CLP for JSON logs#

For JSON logs, you can compress, decompress, and search them using the clp-s binary described below.

Compression#

Usage:

./clp-s c [<options>] <archives-dir> <input-path> [<input-path> ...]
  • archives-dir is the directory that archives should be written to.

  • input-path is a filesystem path or URL to either:

    • a new-line-delimited JSON (ndjson) log file;

    • a KV-IR file; or

    • a directory containing such files.

  • options allow you to specify how data gets compressed into an archive. For example:

    • --single-file-archive specifies that single-file archives should be produced (i.e., each archive is a single file in archives-dir).

    • --file-type <json|kv-ir> specifies whether the input files are encoded as ndjson or KV-IR.

    • --timestamp-key <field-path> specifies which field should be treated as each log event’s timestamp.

    • --target-encoded-size <size> specifies the threshold (in bytes) at which archives are split, where size is the total size of the dictionaries and encoded messages in an archive.

      • This option acts as a soft limit on memory usage for compression, decompression, and search.

      • This option significantly affects compression ratio.

    • --structurize-arrays specifies that arrays should be fully parsed and array entries should be encoded into dedicated columns.

    • --auth <s3|none> specifies the authentication method that should be used for network requests if the input path is a URL.

      • When S3 authentication is enabled, we issue a GET request following the AWS Signature Version 4 specification. This request uses the environment variables AWS_ACCESS_KEY_ID, AWS_SECRET_ACCESS_KEY, and, optionally, AWS_SESSION_TOKEN if it exists.

      • For more information on usage with S3, see our dedicated guide.

For a complete list of options, run ./clp-s c --help.

Examples#

Compress /mnt/logs/log1.json and output archives to /mnt/data/archives1:

./clp-s c /mnt/data/archives1 /mnt/logs/log1.json

Treat the field {"d": {"@timestamp": "..."}} as each log event’s timestamp:

./clp-s c --timestamp-key 'd.@timestamp' /mnt/data/archives1 /mnt/logs/log1.json

Tip

Specifying the timestamp-key will create a range-index for the timestamp column which can increase compression ratio and search performance.

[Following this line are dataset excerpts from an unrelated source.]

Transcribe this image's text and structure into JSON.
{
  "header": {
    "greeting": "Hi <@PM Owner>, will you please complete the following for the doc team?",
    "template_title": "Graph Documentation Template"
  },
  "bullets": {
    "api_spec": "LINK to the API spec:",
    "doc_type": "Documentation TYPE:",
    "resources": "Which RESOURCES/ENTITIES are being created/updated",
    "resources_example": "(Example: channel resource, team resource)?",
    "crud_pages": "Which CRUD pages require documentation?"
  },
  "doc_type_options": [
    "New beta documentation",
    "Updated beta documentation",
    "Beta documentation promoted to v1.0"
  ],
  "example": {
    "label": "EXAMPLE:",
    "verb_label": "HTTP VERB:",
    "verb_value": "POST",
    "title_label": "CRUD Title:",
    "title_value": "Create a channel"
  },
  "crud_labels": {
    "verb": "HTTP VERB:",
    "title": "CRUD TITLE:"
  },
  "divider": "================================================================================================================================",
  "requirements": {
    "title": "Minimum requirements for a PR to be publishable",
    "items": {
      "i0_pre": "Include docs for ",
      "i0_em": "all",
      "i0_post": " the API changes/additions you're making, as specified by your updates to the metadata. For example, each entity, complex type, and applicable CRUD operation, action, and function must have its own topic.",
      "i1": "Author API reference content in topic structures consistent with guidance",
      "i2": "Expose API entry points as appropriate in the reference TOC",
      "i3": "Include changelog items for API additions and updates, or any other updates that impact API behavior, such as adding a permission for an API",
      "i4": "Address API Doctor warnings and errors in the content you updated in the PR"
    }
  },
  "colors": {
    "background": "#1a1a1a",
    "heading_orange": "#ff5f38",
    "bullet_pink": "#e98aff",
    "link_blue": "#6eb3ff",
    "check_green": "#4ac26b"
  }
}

Compress a KV-IR file stored on S3 into a single-file archive:

AWS_ACCESS_KEY_ID='...' AWS_SECRET_ACCESS_KEY='...' \
  ./clp-s c --single-file-archive --file-type kv-ir --auth s3 /mnt/data/archives \
  https://my-bucket.s3.us-east-2.amazonaws.com/kv-ir-log.clp

Set the target encoded size to 1 GiB and the compression level to 6 (3 by default)

./clp-s c \
    --target-encoded-size 1073741824 \
    --compression-level 6 \
    /mnt/data/archives1 \
    /mnt/logs/log1.json

Decompression#

Usage:

./clp-s x [<options>] <archives-path> <output-dir>
  • archives-path is a directory containing archives, a path to an archive, or a URL pointing to a single-file archive.

  • output-dir is the directory that decompressed logs should be written to.

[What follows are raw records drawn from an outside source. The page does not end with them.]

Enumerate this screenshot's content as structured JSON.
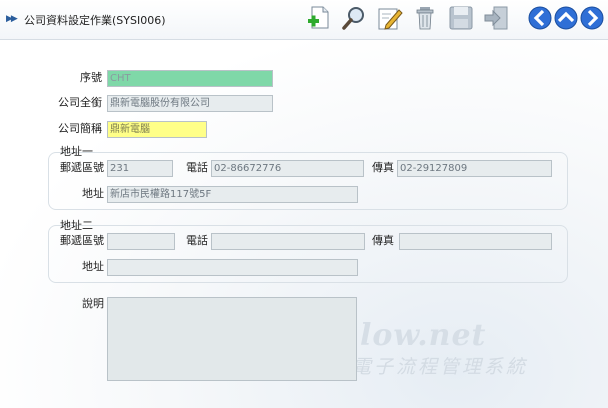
{
  "header": {
    "title": "公司資料設定作業(SYSI006)"
  },
  "toolbar": {
    "icons": [
      "add-icon",
      "search-icon",
      "edit-icon",
      "delete-icon",
      "save-icon",
      "exit-icon"
    ],
    "nav": [
      "prev-icon",
      "up-icon",
      "next-icon"
    ],
    "accent": "#2f6fd6"
  },
  "form": {
    "serial": {
      "label": "序號",
      "value": "CHT"
    },
    "full_name": {
      "label": "公司全銜",
      "value": "鼎新電腦股份有限公司"
    },
    "short_name": {
      "label": "公司簡稱",
      "value": "鼎新電腦"
    },
    "address1": {
      "title": "地址一",
      "zip_label": "郵遞區號",
      "zip_value": "231",
      "phone_label": "電話",
      "phone_value": "02-86672776",
      "fax_label": "傳真",
      "fax_value": "02-29127809",
      "addr_label": "地址",
      "addr_value": "新店市民權路117號5F"
    },
    "address2": {
      "title": "地址二",
      "zip_label": "郵遞區號",
      "zip_value": "",
      "phone_label": "電話",
      "phone_value": "",
      "fax_label": "傳真",
      "fax_value": "",
      "addr_label": "地址",
      "addr_value": ""
    },
    "note": {
      "label": "說明",
      "value": ""
    }
  },
  "watermark": {
    "line1": "low.net",
    "line2": "電子流程管理系統"
  },
  "colors": {
    "serial_bg": "#7fd8a8",
    "short_name_bg": "#ffff88",
    "field_bg": "#e7ecee"
  }
}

  • options allow you to specify things like a specific archive (from within archives-path, if it is a directory) to decompress (--archive-id <archive-id>).

    • For a complete list, run ./clp-s x --help

Examples#

Decompress all logs from /mnt/data/archives1 into /mnt/data/archives1-decomp:

./clp-s x /mnt/data/archives1 /mnt/data/archives1-decomp

Current limitations#

  • clp-s currently only supports valid JSON logs; it does not handle JSON logs with trailing commas or other JSON syntax errors.

  • Time zone information is not preserved.

  • The order of log events is not preserved.

  • The input directory structure is not preserved and during decompression all files are written to the same file.

  • In addition, there are a few limitations, related to querying arrays, described in the search syntax reference.